Kate was his motivation for a lot of things these days, and she probably wouldn't approve of at least half.
Gibbs couldn't help but wonder what Kate would do if he let her in on the secret, if he had pulled her in instead of laughing her off. If when they were outside, he'd dared to take a stupid risk and press his lips to hers. That was the sort of Gibbs he used to be, not caring if the road turned sharply tomorrow and they both drove off. Messy endings didn't spoil the fun, not like they used to. Kate was bigger than that, though, bigger than his own wants or needs.
This wasn't about rules anymore, or what was proper-Kate had won out against all of that a long time ago- that wasn't what stilled his hands from running the course of her and broke his heart these days at all.
The only thing that kept Gibbs from admitting everything to Kate, was fear.

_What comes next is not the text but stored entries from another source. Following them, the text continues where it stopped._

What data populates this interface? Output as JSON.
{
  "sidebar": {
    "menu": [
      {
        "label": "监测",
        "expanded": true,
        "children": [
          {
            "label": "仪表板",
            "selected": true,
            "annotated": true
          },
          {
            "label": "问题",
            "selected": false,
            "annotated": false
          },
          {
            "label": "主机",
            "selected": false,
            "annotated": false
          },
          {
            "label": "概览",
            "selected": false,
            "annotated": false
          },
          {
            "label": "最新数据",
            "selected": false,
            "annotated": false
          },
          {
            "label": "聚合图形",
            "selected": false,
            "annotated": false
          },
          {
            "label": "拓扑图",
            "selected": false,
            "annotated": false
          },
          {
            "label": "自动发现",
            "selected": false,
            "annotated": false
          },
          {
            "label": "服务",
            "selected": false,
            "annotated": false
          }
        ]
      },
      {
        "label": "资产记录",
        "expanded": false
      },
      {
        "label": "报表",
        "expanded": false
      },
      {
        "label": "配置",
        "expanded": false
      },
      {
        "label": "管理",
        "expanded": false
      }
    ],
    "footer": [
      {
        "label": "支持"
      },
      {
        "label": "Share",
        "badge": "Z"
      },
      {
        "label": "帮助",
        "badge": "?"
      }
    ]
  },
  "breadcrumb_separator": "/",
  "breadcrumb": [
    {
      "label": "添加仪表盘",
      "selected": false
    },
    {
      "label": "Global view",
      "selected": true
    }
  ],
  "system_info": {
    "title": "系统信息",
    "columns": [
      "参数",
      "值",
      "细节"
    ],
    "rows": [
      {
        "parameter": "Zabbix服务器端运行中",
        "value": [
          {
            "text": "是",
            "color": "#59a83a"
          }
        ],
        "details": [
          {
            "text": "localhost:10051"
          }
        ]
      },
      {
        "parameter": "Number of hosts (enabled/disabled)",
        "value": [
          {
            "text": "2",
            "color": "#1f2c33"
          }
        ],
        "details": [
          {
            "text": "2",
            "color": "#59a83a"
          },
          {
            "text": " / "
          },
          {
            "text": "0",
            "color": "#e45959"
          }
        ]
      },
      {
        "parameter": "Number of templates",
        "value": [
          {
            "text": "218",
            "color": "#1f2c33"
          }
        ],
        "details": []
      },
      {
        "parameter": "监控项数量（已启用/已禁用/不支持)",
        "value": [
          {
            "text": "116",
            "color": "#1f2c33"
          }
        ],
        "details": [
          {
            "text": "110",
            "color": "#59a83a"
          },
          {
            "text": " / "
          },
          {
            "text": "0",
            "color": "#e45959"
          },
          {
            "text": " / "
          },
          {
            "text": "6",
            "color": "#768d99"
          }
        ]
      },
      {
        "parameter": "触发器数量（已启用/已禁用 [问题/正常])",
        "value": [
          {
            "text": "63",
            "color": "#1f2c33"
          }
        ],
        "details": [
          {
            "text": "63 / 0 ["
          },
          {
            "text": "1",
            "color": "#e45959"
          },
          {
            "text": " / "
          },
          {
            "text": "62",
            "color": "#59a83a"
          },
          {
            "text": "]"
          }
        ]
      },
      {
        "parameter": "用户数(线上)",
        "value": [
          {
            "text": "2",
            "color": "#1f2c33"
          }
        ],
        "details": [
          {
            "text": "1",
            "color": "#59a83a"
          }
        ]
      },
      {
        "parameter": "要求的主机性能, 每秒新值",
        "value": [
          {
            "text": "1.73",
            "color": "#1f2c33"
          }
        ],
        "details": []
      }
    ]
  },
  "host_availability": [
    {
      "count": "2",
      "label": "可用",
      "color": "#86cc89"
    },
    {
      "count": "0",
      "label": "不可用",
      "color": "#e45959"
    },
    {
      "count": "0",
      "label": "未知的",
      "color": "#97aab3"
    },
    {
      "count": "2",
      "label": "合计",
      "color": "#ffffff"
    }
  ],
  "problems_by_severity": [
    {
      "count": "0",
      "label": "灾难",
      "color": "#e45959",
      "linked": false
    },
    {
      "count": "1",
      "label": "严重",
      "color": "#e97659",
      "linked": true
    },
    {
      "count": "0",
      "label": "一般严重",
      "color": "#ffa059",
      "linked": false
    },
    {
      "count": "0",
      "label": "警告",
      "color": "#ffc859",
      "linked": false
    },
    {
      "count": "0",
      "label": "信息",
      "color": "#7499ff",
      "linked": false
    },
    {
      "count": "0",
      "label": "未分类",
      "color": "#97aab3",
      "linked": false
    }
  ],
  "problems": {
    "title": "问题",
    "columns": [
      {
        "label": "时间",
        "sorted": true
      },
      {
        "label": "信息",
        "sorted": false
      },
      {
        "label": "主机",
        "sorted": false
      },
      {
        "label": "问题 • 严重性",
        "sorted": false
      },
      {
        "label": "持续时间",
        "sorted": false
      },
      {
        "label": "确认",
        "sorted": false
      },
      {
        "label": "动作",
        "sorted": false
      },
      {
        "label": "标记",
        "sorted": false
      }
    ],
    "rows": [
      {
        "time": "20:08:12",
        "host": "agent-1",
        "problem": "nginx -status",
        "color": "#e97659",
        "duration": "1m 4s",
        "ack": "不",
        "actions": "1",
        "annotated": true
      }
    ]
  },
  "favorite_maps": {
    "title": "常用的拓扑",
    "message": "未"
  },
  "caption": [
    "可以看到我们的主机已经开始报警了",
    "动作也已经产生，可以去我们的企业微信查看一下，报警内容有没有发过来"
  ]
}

It was the thought that Kate couldn't, wouldn't respond well to his advances. If keeping her as his friend was the only way to keep her at all, he'd glue his mouth shut until time ran out to say anything. He was good at being his own worst enemy, the very best he knew.
Sleep seemed like the only option now. There, at least, anything was still possible for him. There, many things had already been done. His smile was involuntary as he climbed the stairs, but he let it linger anyway. He didn't pause by his bedroom, wasn't going to let dreams of Kate be tainted by a past he couldn't change, and instead threw himself onto the couch.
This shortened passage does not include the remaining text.